Les hauts potentiels sont parmi nous ! Malheureusement, il y a encore beaucoup de malentendus sur la façon de les identifier et de les développer. À ne pas confondre avec les personnes les plus performantes de l’entreprise, ces potentiels élevés sont des leviers essentiels pour relever les grands défis des années à venir, entre une concurrence économique intense et de nouveaux emplois. Pour ne pas se tromper, voici 3 secrets à savoir absolument.
Le marché du travail traverse une période de mutation profonde, et miser sur les profils à fort potentiel, les fameux « HiPo », devient un atout de taille pour les organisations. Pourtant, le flou qui entoure ces talents reste entier.
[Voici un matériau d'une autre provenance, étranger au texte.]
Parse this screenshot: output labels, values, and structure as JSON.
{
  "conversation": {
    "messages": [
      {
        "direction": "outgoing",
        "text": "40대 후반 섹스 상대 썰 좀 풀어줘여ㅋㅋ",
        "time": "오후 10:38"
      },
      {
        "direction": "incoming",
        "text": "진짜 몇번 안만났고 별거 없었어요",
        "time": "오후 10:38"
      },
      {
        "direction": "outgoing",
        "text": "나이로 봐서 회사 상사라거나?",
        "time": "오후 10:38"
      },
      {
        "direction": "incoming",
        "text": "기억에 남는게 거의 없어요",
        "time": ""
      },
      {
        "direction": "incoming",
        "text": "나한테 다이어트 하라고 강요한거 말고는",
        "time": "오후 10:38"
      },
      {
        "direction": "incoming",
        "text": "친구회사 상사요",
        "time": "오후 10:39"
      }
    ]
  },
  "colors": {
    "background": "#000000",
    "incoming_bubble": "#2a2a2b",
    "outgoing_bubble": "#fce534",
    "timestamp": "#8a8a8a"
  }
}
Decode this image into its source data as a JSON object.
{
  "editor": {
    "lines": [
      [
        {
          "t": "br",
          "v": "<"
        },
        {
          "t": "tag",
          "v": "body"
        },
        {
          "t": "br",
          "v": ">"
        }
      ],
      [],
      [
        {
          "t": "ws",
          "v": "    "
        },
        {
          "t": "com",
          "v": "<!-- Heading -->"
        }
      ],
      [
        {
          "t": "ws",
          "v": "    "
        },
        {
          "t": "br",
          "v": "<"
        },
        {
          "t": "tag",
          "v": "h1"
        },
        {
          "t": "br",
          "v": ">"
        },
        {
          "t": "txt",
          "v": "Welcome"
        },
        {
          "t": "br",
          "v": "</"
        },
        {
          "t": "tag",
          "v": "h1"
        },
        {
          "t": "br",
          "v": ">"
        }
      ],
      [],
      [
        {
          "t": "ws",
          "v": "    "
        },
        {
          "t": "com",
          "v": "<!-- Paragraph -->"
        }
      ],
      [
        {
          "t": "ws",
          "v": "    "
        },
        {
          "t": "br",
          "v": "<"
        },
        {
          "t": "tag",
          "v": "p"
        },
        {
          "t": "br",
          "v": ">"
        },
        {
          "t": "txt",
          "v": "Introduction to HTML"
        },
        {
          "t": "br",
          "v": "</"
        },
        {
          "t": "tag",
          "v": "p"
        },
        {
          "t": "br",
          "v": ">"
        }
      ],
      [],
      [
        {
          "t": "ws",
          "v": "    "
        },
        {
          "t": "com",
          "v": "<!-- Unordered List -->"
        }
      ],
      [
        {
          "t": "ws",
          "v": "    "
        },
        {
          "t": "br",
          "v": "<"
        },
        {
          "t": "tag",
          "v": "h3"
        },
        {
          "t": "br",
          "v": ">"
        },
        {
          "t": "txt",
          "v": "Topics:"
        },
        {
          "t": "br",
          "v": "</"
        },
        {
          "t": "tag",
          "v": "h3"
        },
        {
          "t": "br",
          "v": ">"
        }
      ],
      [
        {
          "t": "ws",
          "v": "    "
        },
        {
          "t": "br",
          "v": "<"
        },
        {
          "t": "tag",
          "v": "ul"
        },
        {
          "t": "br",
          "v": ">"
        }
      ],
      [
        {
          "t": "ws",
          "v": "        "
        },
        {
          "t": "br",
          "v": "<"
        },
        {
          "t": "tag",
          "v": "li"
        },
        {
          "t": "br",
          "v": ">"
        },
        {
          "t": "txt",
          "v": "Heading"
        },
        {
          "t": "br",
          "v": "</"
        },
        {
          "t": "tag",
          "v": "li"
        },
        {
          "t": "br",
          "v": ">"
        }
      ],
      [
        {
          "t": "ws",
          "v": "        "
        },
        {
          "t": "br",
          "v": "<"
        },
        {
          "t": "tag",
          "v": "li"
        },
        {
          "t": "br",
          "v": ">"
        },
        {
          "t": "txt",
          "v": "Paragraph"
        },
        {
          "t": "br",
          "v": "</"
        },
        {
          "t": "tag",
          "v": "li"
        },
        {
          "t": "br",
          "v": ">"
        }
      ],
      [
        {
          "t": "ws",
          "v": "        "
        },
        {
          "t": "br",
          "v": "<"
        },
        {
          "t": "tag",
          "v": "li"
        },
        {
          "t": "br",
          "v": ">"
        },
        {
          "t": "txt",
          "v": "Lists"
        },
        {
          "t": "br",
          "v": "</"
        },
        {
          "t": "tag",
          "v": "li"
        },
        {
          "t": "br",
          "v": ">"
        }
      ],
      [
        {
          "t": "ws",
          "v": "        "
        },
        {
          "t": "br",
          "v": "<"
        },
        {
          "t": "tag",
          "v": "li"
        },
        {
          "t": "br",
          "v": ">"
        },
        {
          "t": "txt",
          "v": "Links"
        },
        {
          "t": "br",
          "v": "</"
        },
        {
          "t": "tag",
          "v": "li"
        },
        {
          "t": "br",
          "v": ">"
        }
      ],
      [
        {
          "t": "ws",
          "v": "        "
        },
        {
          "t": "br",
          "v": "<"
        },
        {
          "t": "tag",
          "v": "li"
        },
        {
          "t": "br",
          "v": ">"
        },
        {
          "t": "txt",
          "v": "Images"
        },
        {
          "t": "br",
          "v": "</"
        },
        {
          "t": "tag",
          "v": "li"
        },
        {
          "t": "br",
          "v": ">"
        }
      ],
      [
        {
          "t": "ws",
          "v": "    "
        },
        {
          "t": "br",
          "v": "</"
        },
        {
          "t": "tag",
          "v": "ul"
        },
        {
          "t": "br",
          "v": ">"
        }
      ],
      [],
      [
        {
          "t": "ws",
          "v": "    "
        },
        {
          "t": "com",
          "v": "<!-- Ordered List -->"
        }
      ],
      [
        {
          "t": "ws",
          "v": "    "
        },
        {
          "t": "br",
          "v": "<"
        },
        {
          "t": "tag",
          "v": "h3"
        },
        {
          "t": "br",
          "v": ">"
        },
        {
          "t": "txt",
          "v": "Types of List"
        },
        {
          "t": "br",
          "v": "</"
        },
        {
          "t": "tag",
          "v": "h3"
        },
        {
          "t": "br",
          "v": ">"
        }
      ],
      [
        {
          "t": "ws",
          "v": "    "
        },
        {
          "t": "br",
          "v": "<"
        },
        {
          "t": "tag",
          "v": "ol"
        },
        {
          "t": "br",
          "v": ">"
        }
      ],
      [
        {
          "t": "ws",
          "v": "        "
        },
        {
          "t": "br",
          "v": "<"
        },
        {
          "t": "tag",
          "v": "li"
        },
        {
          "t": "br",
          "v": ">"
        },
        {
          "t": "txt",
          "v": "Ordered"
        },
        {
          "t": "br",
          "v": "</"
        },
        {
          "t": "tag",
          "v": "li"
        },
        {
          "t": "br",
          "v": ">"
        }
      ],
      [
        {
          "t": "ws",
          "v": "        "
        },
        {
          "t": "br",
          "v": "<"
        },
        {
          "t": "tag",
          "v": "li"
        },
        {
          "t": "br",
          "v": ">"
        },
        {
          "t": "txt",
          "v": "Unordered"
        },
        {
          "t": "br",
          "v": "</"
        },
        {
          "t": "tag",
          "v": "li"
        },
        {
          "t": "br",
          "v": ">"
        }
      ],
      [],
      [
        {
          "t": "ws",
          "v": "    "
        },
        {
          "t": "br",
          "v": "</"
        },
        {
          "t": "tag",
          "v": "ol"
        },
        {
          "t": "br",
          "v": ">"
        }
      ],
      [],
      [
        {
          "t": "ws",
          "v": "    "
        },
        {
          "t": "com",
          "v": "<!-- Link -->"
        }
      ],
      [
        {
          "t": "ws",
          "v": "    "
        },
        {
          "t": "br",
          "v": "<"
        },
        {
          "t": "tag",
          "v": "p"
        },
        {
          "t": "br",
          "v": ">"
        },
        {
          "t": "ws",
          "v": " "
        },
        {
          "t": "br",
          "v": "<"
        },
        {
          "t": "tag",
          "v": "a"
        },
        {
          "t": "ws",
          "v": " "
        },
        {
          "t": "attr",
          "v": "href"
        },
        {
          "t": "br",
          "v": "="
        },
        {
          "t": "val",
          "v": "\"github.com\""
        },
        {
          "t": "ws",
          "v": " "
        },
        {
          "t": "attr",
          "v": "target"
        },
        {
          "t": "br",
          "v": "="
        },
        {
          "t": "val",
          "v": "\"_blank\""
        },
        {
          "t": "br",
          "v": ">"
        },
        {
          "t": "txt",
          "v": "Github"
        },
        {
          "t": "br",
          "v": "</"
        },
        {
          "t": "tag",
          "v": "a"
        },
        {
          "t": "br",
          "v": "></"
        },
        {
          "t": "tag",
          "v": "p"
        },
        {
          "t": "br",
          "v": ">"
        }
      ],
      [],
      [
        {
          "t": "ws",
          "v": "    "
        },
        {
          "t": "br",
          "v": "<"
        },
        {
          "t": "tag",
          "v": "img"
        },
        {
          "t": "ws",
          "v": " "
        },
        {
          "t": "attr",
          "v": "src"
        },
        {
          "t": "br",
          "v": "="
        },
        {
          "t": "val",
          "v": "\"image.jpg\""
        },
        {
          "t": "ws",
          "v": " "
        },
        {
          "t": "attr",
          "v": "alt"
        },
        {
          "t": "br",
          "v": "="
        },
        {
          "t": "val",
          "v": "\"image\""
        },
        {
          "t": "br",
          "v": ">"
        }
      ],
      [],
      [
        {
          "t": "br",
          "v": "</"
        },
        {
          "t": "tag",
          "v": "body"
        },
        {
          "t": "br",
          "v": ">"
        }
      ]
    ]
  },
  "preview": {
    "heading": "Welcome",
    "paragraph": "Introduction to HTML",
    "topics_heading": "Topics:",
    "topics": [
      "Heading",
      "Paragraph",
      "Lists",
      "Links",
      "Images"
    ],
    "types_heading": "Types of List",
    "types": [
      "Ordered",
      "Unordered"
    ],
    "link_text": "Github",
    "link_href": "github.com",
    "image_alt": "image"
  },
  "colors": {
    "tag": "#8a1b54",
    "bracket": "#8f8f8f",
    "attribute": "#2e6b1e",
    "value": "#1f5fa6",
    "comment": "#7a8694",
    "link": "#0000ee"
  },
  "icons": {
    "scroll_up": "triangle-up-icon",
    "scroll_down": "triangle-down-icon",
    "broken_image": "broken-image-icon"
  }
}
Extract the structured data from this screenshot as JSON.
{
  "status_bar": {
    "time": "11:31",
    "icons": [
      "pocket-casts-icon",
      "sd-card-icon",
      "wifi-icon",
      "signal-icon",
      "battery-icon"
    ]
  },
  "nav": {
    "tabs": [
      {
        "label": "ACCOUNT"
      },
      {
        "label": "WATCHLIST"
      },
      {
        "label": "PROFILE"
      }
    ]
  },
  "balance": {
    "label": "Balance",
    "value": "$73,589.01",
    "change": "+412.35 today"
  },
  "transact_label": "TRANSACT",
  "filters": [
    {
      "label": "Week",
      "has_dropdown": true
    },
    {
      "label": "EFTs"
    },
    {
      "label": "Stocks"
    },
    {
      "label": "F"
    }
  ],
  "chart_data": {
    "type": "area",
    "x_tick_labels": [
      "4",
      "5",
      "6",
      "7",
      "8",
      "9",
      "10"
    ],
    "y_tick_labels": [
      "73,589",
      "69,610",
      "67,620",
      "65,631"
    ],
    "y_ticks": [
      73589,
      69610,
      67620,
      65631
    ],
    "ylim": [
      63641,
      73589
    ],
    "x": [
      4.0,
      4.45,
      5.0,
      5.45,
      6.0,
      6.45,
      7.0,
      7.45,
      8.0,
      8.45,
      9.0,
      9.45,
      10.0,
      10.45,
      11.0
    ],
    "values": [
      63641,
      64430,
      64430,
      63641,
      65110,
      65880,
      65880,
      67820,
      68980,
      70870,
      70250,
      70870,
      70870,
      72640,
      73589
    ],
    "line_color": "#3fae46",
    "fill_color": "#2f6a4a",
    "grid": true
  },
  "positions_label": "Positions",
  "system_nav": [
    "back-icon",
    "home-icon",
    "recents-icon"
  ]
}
Les professionnels des ressources humaines se heurtent à une question délicate : comment repérer et accompagner ces collaborateurs prometteurs sans se limiter à leur performance actuelle ? L’enjeu ne touche pas seulement les résultats, il touche aussi à la culture interne et bouscule les repères d’évaluation classiques.
1. Distinguer le potentiel de la performance
Les outils pour évaluer les collaborateurs se sont affinés au fil du temps, gagnant en précision depuis les années 90. Pourtant, ces dispositifs restent souvent focalisés sur le « capital humain » : ce que maîtrise déjà un individu, et non sa capacité à évoluer. C’est là que la confusion guette : un salarié performant aujourd’hui n’est pas toujours celui qui relèvera les défis de demain.
Right Management le souligne régulièrement : un gestionnaire compétent aujourd’hui ne possède pas forcément le potentiel pour s’adapter à de nouvelles responsabilités, à des bouleversements sectoriels ou à la transformation digitale des métiers. La capacité d’adaptation, l’écoute, l’empathie, ou encore la gestion de l’incertitude deviennent des marqueurs aussi déterminants que les résultats passés. Or, ces qualités non techniques échappent aux mesures faciles.
Le fameux outil « 9box » le montre bien : il n’existe pas toujours de lien direct entre performance et potentiel. Cette matrice permet d’identifier différents profils, croisant les deux dimensions, et pousse ainsi l’entreprise à adopter une approche sur-mesure selon la nature de chaque collaborateur.
Mais une fois que la notion de potentiel est clarifiée, reste à définir ce qui se cache derrière le terme « leadership ». De quelles compétences une organisation a-t-elle réellement besoin pour se transformer sans perdre son âme ?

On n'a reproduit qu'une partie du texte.